One challenge when using digital cameras is something called noise. That’s when individual pixels in the image appear brighter or darker than they should be, due to interference in the electronic circuits inside the camera. It’s more of a problem when light levels are dark, and the camera tries to boost the exposure of the image so that you can see more. You can see this if you take a digital photo in low light, and the camera uses a high ASA/ISO setting to capture as much light as possible. Because the sensor has been made very sensitive to light, it is also more sensitive to random interference, and gives photos a "grainy" effect.
Noise mainly appears as random changes to pixels. For example, the following image has "salt and pepper" noise.
Having noise in an image can make it harder to recognise what's in the image, so an important step in computer vision is reducing the effect of noise in an image. There are well-understood techniques for this, but they have to be careful that they don’t discard useful information in the process. In each case, the technique has to make an educated guess about the image to predict which of the pixels that it sees are supposed to be there, and which aren’t.
Since a camera image captures the levels of red, green and blue light separately for each pixel, a computer vision system can save a lot of processing time in some operations by combining all three channels into a single "grayscale" image, which just represents light intensities for each pixel.
This helps to reduce the level of noise in the image. Can you tell why, and about how much less noise there might be? (As an experiment, you could take a photo in low light — can you see small patches on it caused by noise? Now use photo editing software to change it to black and white — does that reduce the effect of the noise?)
Rather than just considering the red, green and blue values of each pixel individually, most noise-reduction techniques look at other pixels in a region, to predict what the value in the middle of that neighbourhood ought to be.
A mean filter assumes that pixels nearby will be similar to each other, and takes the average (i.e. the mean) of all pixels within a square around the centre pixel. The wider the square, the more pixels there are to choose from, so a very wide mean filter tends to cause a lot of blurring, especially around areas of fine detail and edges where bright and dark pixels are next to each other.
A median filter takes a different approach. It collects all the same values that the mean filter does, but then sorts them and takes the middle (i.e. the median) value. This helps with the edges that the mean filter had problems with, as it will choose either a bright or a dark value (whichever is most common), but won’t give you a value between the two. In a region where pixels are mostly the same value, a single bright or dark pixel will be ignored. However, numerically sorting all of the neighbouring pixels can be quite time-consuming!
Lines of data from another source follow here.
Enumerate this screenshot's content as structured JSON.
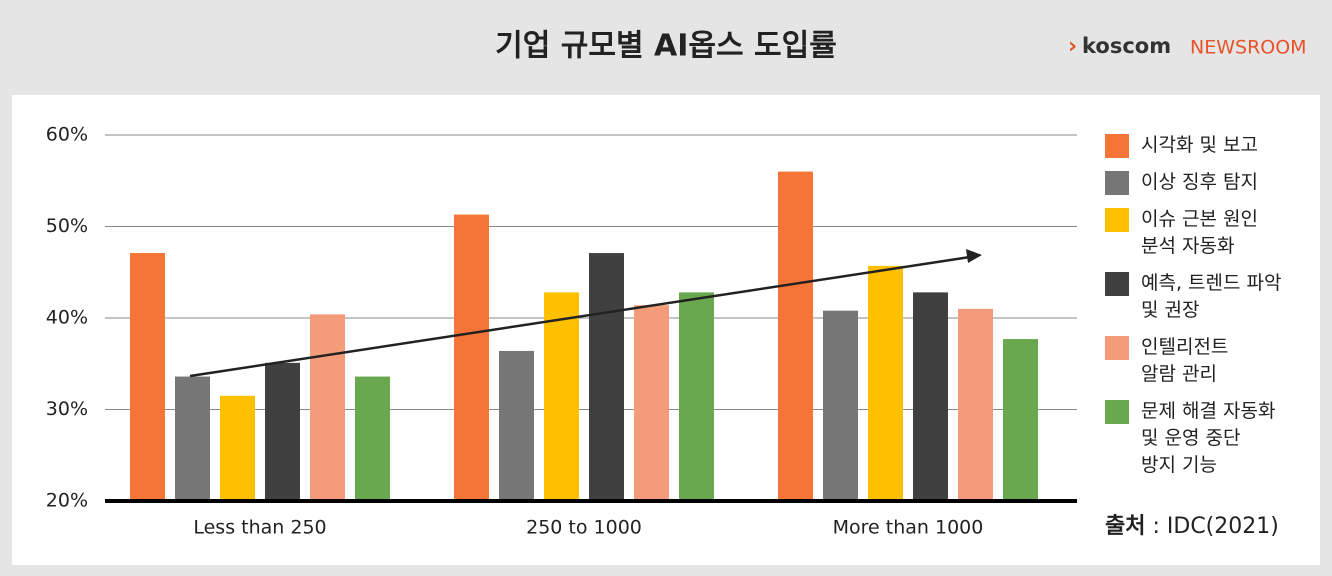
{
  "chart_data": {
    "type": "bar",
    "title": "기업 규모별 AI옵스 도입률",
    "brand": {
      "prefix": "koscom",
      "suffix": "NEWSROOM"
    },
    "source": {
      "label": "출처",
      "text": ": IDC(2021)"
    },
    "categories": [
      "Less than 250",
      "250 to 1000",
      "More than 1000"
    ],
    "series": [
      {
        "name": "시각화 및 보고",
        "color": "#f47535",
        "values": [
          47.1,
          51.3,
          56
        ]
      },
      {
        "name": "이상 징후 탐지",
        "color": "#767676",
        "values": [
          33.6,
          36.4,
          40.8
        ]
      },
      {
        "name": "이슈 근본 원인\n분석 자동화",
        "color": "#ffc000",
        "values": [
          31.5,
          42.8,
          45.7
        ]
      },
      {
        "name": "예측, 트렌드 파악\n및 권장",
        "color": "#404040",
        "values": [
          35.1,
          47.1,
          42.8
        ]
      },
      {
        "name": "인텔리전트\n알람 관리",
        "color": "#f49c7a",
        "values": [
          40.4,
          41.4,
          41
        ]
      },
      {
        "name": "문제 해결 자동화\n및 운영 중단\n방지 기능",
        "color": "#6aa84f",
        "values": [
          33.6,
          42.8,
          37.7
        ]
      }
    ],
    "ylim": [
      20,
      60
    ],
    "yticks": [
      {
        "value": 20,
        "label": "20%"
      },
      {
        "value": 30,
        "label": "30%"
      },
      {
        "value": 40,
        "label": "40%"
      },
      {
        "value": 50,
        "label": "50%"
      },
      {
        "value": 60,
        "label": "60%"
      }
    ],
    "grid": true
  }
}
A Gaussian blur is another common technique, which assumes that the closest pixels are going to be the most similar, and pixels that are farther away will be less similar. It works a lot like the mean filter above, but is statistically weighted according to a normal distribution.
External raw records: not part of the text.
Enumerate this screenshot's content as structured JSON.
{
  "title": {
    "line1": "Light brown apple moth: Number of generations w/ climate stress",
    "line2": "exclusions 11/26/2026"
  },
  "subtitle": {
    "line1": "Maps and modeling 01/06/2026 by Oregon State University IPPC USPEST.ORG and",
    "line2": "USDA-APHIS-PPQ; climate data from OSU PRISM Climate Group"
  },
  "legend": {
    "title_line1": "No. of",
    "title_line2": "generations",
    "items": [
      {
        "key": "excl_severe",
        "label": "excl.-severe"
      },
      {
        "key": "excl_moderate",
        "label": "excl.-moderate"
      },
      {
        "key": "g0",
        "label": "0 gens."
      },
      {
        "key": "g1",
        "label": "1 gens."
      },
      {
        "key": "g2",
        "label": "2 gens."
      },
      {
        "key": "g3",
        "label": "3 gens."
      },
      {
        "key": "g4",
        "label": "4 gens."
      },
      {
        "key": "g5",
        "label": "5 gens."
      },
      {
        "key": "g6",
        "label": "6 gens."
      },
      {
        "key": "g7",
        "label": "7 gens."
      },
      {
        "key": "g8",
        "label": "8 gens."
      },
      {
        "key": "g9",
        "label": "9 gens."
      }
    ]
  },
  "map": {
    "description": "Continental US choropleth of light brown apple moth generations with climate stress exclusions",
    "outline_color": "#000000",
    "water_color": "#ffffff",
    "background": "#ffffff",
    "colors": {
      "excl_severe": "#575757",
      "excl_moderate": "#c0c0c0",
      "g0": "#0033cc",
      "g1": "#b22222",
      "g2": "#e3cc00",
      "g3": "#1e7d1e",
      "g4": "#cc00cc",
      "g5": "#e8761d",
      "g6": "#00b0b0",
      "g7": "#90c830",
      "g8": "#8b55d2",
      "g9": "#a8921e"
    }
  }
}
Open the noise reduction filtering interactive below and experiment with the settings.
Mathematically, this process is applying a special kind of matrix called a convolution kernel to the value of each pixel in the source image, averaging it with the values of other pixels nearby and copying that average to each pixel in the new image. In the case of the Gaussian blur, the average is weighted, so that the values of nearby pixels are given more importance than ones that are far away. The stronger the blur, the wider the convolution kernel has to be and the more calculations take place.
For this activity, investigate the different kinds of noise reduction filter and their settings (grid size, type of blur) and determine:
You can take screenshots of the image to show the effects in your writeup. You can discuss the tradeoffs that need to be made to reduce noise.